When Jacobs finished teaching her class, she said the students "attacked me with hugs" and asked her not to leave.

It wasn't just the elementary school's youngest students who appreciated the lesson.

Jordan Oliver, a fourth-grade student, hopes to one day become an NFL running back but would own a gym if he ever owns a business, he said.

The lessons he learned on March 29 taught him that business owners had a lot to consider when starting a business, such as location.

He said he might choose to open his gym in Maryland because it has the natural resources necessary to construct the building.

"I liked the lesson because it showed us what we could do with our money when we get older," he said.

Fourth-grader Lily Bain said the lesson may come in handy when she becomes a veterinarian and opens her veterinary clinic, Healthy Pets.

Lily said she learned that she would need to hire people and purchase wood, gravel and cement to build the business and equipment to examine the animals.

"I liked the lesson today because it taught us how we could use our resources and how we could use money that we get in the future," Lily said. "It was really fun and we got to learn how to do stuff with money."

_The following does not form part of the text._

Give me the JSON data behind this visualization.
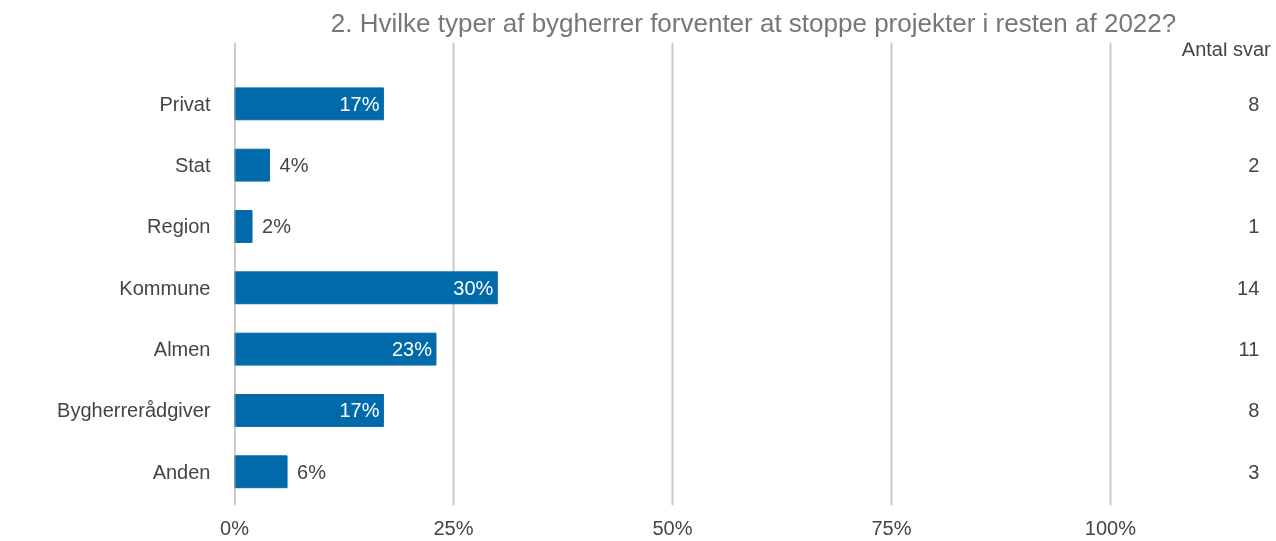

Mike Martin, coordinator of Lansdowne High's Academy of Finance, said his students performed well and that the elementary school students were engaged, but admitted he had butterflies about the session.

"It's like anything else. You're a little apprehensive at first because you don't know what you're getting into," Martin said.

"Your kids are basically becoming teachers," he said. "They've got to get well-prepared and do all the kinds of things that we all have to do, which means you've got to be on top of your game or these kids will fall apart."

Lansdowne Elementary principal Jane Lichter said that when Junior Achievement approached her about this program, she saw several advantages for her school, and the high school.

"We just wanted to promote the collaboration between the two schools and give the kids of the Academy of Finance a chance to work with our kids," Lichter said. "It was just a way to show our students some good role models of some students who are excelling as they're going into middle and high school."

Lichter said the teachers are evaluating the program and will make modifications to it, if necessary, for future programs , she said.

"A lot of the content that they did actually overlapped what our social studies content already presented," Lichter said. "It's a good start for (the students') financial literacy."